What are the challenges facing labs/high tech and how can they be overcome?
Dave: “Getting hold of construction materials and specialist equipment on time and on budget is a challenge at the moment. We’re using our network of trusted partners to source materials and we’re lucky to have built solid relationships over the years.”
Dale: “In healthcare, there’s lots of emphasis on how best to welcome patients back in post-COVID. There are many older buildings which have been refurbished on an ad hoc basis and are no longer fit for purpose. There’s lots of refurbishments happening at the moment which focus on an improved experience for patients and how the back of house flow can be easier for staff. Health and hygiene in all areas, especially waiting rooms, is improving with easier to clean materials and fewer dirt traps. It’s getting much closer to the standards of labs and clean rooms.”
What are clients asking for?
Dave: “We’re getting so much more involved with the client than ever before. We know their manufacturing processes, we understand how they work, we immerse ourselves. All that knowledge informs the building design – the time you spend up front, the more the building will be fit for purpose. That’s what clients want and need from us and their spaces.”

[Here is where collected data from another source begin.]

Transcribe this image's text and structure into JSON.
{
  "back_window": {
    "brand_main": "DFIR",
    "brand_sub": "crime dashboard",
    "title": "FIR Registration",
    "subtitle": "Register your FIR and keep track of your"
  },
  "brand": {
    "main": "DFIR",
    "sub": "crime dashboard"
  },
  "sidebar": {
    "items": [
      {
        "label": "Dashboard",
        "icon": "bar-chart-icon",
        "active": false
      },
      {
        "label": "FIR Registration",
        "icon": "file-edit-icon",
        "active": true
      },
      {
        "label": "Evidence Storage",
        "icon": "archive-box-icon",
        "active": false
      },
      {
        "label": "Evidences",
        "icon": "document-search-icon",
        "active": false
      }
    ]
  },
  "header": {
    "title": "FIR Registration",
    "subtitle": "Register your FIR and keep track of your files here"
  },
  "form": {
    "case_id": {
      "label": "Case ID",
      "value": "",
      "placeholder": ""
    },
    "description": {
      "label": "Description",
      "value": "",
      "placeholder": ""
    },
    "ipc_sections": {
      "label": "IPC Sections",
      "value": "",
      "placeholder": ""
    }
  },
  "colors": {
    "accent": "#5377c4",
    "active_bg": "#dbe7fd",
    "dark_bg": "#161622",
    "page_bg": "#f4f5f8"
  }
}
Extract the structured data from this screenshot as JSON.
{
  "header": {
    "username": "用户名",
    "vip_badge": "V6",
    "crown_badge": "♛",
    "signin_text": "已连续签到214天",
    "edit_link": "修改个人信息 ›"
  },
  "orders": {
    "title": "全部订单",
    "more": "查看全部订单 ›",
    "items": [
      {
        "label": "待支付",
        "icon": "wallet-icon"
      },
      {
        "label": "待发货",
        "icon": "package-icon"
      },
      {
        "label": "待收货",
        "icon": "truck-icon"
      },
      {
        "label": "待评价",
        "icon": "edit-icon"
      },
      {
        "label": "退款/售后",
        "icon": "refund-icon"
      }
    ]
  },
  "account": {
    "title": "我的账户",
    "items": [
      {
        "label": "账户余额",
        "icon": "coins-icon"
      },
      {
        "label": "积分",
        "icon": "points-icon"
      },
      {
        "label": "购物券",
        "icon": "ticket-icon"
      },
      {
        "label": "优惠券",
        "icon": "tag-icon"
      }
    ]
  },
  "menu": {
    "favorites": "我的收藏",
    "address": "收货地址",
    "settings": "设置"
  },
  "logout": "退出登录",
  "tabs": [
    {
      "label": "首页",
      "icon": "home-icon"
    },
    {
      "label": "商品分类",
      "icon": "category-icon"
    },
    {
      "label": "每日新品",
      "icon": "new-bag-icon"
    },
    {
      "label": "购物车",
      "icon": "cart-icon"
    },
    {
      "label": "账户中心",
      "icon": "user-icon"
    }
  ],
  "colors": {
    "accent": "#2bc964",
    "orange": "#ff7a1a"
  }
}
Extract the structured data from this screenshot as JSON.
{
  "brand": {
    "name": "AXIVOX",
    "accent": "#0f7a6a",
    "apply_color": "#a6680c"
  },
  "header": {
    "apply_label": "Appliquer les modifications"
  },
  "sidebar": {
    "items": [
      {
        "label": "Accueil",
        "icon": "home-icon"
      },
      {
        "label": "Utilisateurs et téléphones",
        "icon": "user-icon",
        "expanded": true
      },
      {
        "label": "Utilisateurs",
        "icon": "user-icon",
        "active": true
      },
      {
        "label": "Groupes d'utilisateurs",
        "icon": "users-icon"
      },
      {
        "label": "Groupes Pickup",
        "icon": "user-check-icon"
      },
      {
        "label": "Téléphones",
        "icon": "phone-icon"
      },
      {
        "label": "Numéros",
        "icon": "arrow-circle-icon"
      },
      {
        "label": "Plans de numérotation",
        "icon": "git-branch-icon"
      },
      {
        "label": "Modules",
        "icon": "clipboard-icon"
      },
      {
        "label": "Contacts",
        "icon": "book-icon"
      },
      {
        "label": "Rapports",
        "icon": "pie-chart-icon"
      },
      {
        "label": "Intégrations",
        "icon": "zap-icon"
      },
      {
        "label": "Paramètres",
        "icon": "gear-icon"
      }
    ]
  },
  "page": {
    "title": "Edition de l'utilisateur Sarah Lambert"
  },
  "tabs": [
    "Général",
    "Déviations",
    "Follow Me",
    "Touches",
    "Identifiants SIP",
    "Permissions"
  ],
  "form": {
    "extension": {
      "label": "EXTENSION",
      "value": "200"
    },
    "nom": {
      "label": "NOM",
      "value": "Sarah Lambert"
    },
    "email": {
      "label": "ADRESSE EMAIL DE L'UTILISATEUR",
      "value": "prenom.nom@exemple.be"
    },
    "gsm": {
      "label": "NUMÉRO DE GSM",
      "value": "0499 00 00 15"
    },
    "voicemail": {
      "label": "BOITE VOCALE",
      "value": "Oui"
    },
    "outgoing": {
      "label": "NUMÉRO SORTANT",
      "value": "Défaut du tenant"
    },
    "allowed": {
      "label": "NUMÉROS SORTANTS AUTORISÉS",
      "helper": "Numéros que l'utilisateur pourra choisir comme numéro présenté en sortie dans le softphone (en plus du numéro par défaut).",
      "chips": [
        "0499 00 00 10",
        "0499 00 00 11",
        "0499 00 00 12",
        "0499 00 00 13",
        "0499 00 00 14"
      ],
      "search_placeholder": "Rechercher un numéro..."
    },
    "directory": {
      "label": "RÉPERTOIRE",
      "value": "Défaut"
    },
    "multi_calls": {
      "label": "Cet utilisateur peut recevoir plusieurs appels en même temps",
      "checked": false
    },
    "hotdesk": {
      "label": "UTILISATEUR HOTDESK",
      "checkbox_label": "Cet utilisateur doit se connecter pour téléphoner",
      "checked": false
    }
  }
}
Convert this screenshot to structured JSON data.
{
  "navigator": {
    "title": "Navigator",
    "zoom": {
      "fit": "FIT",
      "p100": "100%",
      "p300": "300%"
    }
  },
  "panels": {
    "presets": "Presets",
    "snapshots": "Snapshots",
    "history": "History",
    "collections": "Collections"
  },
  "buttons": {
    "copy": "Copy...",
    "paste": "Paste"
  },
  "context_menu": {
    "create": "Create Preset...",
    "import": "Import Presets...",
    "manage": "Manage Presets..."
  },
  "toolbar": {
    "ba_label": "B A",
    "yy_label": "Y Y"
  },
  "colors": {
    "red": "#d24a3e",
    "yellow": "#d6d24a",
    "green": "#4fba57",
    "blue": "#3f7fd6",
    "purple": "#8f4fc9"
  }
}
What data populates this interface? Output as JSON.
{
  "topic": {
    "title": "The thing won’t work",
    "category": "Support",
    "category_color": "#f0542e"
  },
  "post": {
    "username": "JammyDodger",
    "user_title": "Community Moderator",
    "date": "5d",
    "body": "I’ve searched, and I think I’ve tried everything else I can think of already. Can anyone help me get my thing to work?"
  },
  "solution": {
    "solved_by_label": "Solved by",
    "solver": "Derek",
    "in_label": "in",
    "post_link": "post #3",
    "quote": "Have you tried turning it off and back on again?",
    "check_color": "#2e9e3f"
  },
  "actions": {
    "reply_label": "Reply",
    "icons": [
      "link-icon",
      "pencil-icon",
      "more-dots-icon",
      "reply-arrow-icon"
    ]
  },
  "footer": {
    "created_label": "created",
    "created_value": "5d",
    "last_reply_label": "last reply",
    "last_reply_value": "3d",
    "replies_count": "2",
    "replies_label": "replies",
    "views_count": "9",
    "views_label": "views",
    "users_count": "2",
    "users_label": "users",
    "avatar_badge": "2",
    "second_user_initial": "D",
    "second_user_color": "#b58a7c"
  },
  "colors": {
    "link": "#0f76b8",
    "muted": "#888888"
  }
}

What do you see changing in the future?
Dale: “Education is expanding – there are more labs due to more courses in science and technology, driven by what’s happening in the workplace. Universities are doing more technical, specialty education.”
Dave: “It’s moved on a lot from when I was at college when all we had was a wooden bench, a sink and a Bunsen burner!”
Dale: “The University of Derby’s Facility for Omics Research in Metabolism (FORM) is an example, this was very complex. The specialist laboratory comprising a lobby, preparation room and laboratory under negative pressure to ‘Containment Level 2’. It had temperature and humidity controls, specialist sophisticated kit.”
Dave: “New technologies in areas such as Agri-Tech, driven by sustainability will become more commonplace. Our client Fischer Farms are continuing to grow, and we envisage this sector thriving in the future.”